俺はバランスを意識しながら、肩車を行う。


「どうですか? カーテンレールまで届きそうですか?」


「…何とかなりそう」


「そうですか。まずは、今のカーテンを外しましょう」


「了解」


今は外すだけだから、そう難しくない。彼女を固定するのに専念すれば良い。



 ……無事外し終えたか。ここからが大変だ。


「シキ、緑のカーテンちょうだい…」


「了解です」

俺はゆっくりかがんでカーテンをつかみ、それを藤原さんに一部渡す。


さっきとは違い、彼女の固定とカーテンの位置調整の両方をしないといけない。


というのも、カーテンを高いところにあるカーテンレールに引っかけるには、それを俺の身長以上の場所にキープし続ける必要がある。

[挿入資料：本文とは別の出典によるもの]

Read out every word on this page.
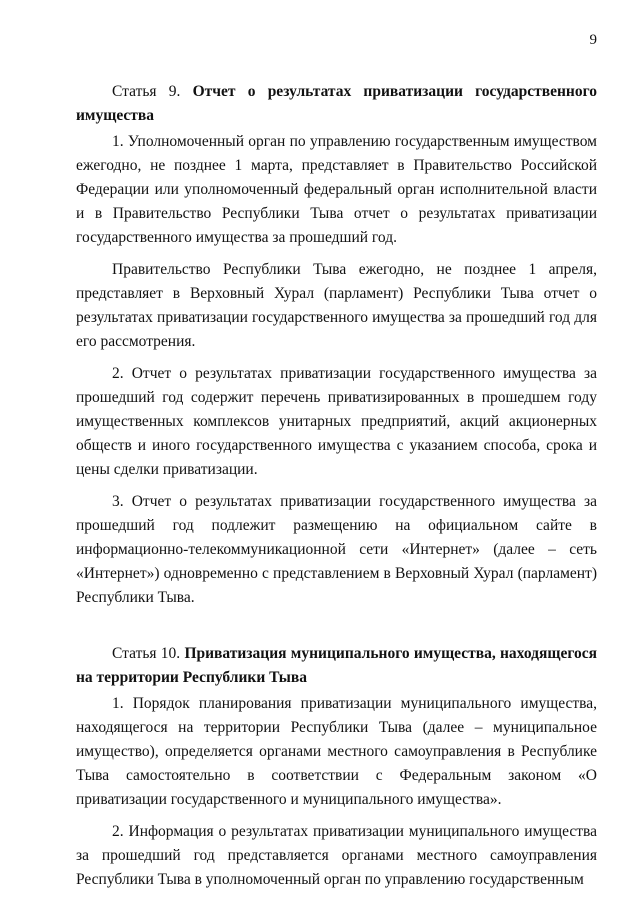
9

Статья 9. Отчет о результатах приватизации государственного имущества

1. Уполномоченный орган по управлению государственным имуществом ежегодно, не позднее 1 марта, представляет в Правительство Российской Федерации или уполномоченный федеральный орган исполнительной власти и в Правительство Республики Тыва отчет о результатах приватизации государственного имущества за прошедший год.

Правительство Республики Тыва ежегодно, не позднее 1 апреля, представляет в Верховный Хурал (парламент) Республики Тыва отчет о результатах приватизации государственного имущества за прошедший год для его рассмотрения.

2. Отчет о результатах приватизации государственного имущества за прошедший год содержит перечень приватизированных в прошедшем году имущественных комплексов унитарных предприятий, акций акционерных обществ и иного государственного имущества с указанием способа, срока и цены сделки приватизации.

3. Отчет о результатах приватизации государственного имущества за прошедший год подлежит размещению на официальном сайте в информационно-телекоммуникационной сети «Интернет» (далее – сеть «Интернет») одновременно с представлением в Верховный Хурал (парламент) Республики Тыва.

Статья 10. Приватизация муниципального имущества, находящегося на территории Республики Тыва

1. Порядок планирования приватизации муниципального имущества, находящегося на территории Республики Тыва (далее – муниципальное имущество), определяется органами местного самоуправления в Республике Тыва самостоятельно в соответствии с Федеральным законом «О приватизации государственного и муниципального имущества».

2. Информация о результатах приватизации муниципального имущества за прошедший год представляется органами местного самоуправления Республики Тыва в уполномоченный орган по управлению государственным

これがなかなか辛いところだ。藤原さんを、俺のせいでケガさせる訳にはいかない。万全の注意を払いながら、肩車を続ける。



 「…シキ、終わったから下ろして」

俺は全く見えないが、どうやら終わったようだ。


「はい…」

指示通り、藤原さんを下ろす。


慣れないことをしたので、首とか肩を痛めたかも…。湿布とか管理人室にあったかな? 後で探してみるか。


「ありがと、シキ…。助かった」


「いえ、当然のことですよ」


「お礼は、これで良い…?」

そう言って、手での動きをする藤原さん。


「どうしてそうなるんです!?」


「…え? むっつりのシキには、これが一番のお礼になるでしょ…?」

今までの印象が悪いからな。仕方ないかもしれないが…。


「 給料はちゃんと出るので、お礼は結構です!」


「そこまで言うなら…」

良かった。大人しく引き下がってくれたか。



 「藤原さん。そこにあるダンボールの山、回収しておきます」

俺が回収日に、収集場に持って行こう。


「…良いの?」


「これも仕事ですから。何かに使うつもりなら、そのままにしますが?」


「捨てるのが面倒で放置してたから助かる…」

いらない物と判明したので、折りたたまれた段ボール達を持つ。


「カーテンは『燃えるゴミ』として出してもらえば大丈夫です」

今の俺はダンボールで精一杯だ。カーテンの処理は、藤原さんに任せよう。


「了解…」



 「また何かあったら、管理人室に来てもらうか携帯に連絡して下さい」

自力ではなかったが、力になれたはずだ。初めてだしこんなところかな。


「わかった…」

俺は彼女の返事を聴いてから、藤原さんの部屋を後にする。